The scaled-down experiment Schwartz finally conducted was too small to produce irrefutable evidence of the new particles he expected to see. But it was large enough to convince Tsai and others that Schwartz had the right idea.
"If they had allowed him to run the experiment longer, and on a slightly larger scale, as he wanted, he would have discovered neutral current [uncharged current that provides experimental validation for the theory unifying electromagnetic and weak forces]," Tsai says.
"That's what he was seeing. And he may have discovered the j/psi [an elementary particle whose existence required major changes in the quark model of matter; its discovery in 1974 by Burton Richter and Samuel Ting yielded them Nobel Prizes in 1976]."
Schwartz As Entrepreneur
Schwartz's dismay at what he saw as the increasing stodginess of the high-energy physics establishment in the 1970s led him to spend less time in the Stanford physics department and more at his small Silicon Valley company, Digital Pathways Inc. of Mountain View, Calif. By the end of the decade, the one-man engineering design firm had grown to a six-person company with a multimillion-dollar market niche producing clocks readable by minicomputers, and in 1979 Schwartz left Stanford to become the company's full-time president.

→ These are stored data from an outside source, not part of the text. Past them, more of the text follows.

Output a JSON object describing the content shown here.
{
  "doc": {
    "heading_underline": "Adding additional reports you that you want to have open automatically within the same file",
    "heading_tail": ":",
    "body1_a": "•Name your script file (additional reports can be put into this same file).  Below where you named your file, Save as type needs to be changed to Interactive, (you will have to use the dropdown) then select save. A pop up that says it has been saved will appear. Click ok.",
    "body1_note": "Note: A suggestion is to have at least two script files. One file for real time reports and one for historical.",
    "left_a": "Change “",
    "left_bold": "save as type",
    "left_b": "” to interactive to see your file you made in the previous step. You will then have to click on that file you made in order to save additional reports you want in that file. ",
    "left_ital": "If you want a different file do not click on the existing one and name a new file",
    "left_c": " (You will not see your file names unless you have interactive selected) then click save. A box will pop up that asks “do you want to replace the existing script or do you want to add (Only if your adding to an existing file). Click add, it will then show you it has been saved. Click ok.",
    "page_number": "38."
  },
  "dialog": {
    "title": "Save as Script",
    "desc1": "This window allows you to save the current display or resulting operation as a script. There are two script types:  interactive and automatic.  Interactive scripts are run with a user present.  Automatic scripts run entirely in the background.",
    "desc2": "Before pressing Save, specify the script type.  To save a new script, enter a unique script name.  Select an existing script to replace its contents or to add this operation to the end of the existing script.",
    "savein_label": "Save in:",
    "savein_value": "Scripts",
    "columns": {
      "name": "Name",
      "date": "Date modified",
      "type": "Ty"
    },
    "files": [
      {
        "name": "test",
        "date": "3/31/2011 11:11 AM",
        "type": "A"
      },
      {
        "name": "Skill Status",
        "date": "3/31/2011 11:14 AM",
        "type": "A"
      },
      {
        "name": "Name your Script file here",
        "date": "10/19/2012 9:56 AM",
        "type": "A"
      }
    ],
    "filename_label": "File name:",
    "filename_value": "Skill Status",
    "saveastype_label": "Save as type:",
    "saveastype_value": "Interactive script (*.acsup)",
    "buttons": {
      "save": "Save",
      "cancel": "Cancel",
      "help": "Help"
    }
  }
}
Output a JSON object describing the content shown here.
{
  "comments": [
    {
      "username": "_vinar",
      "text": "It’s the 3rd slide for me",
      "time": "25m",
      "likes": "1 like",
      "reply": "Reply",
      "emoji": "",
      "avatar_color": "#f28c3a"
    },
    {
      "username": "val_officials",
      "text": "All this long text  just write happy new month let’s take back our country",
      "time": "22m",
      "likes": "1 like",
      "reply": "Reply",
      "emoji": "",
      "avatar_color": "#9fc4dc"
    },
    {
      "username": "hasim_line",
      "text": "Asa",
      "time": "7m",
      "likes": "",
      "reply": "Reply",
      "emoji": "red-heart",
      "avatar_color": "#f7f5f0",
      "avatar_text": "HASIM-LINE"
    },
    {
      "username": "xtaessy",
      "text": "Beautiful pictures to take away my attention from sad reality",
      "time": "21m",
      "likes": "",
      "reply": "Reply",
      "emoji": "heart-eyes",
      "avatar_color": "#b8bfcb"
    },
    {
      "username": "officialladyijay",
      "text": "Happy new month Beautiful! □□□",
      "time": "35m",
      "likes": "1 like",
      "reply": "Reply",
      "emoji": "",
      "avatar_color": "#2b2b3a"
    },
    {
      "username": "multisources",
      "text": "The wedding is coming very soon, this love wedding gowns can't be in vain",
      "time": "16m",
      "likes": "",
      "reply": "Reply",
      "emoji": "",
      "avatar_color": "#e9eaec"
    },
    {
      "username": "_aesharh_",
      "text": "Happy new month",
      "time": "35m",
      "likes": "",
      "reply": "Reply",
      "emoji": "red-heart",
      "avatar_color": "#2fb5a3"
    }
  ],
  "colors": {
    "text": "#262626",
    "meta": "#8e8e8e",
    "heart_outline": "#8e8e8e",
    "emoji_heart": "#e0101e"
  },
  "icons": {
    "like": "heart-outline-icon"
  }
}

Under Schwartz's direction, Digital Pathways grew in the 1980s into a several-hundred-employee operation, specializing in computer security systems. But with the company finally well established, some of the fun went out of it. "After you've been through every business problem once," he says, "the challenge [to do it again] isn't as great anymore."
So Schwartz headed back East to Brookhaven. His new challenge is to restore the Upton, N.Y., lab to what he sees as its glory days. "The lab was incredibly productive in the early 1960s through the mid-1970s," he says. "Look at the three Nobel Prizes for work done on the AGS." In addition to Schwartz's experiments, the lab was home for Samuel Ting's efforts and for work that James Cronin and Val Fitch did on the asymmetry of subatomic particles, for which they won the Nobel Prize in physics in 1980.
Schwartz says he realizes that tight budgets may force him to rely on words, not equipment, to make his point. "Lately the lab has been treated rather poorly," he says. "It's been stuck between two different parts of [DOE's] funding operation, and the instruments are running only a fraction of the time.
"Any changes we make will have to be through talking, persuading--missionary work." He pauses, then adds, "I wish there were something stronger we could do."
Even so, his colleagues think that his personality should be more than strong enough to make a difference. "Mel pushed his students to get their Ph.D.'s fast, and then to get out and do their own thing," says Cousins. "A guy like that, who has 500 ideas a minute, he's got to encourage others to have ideas, too."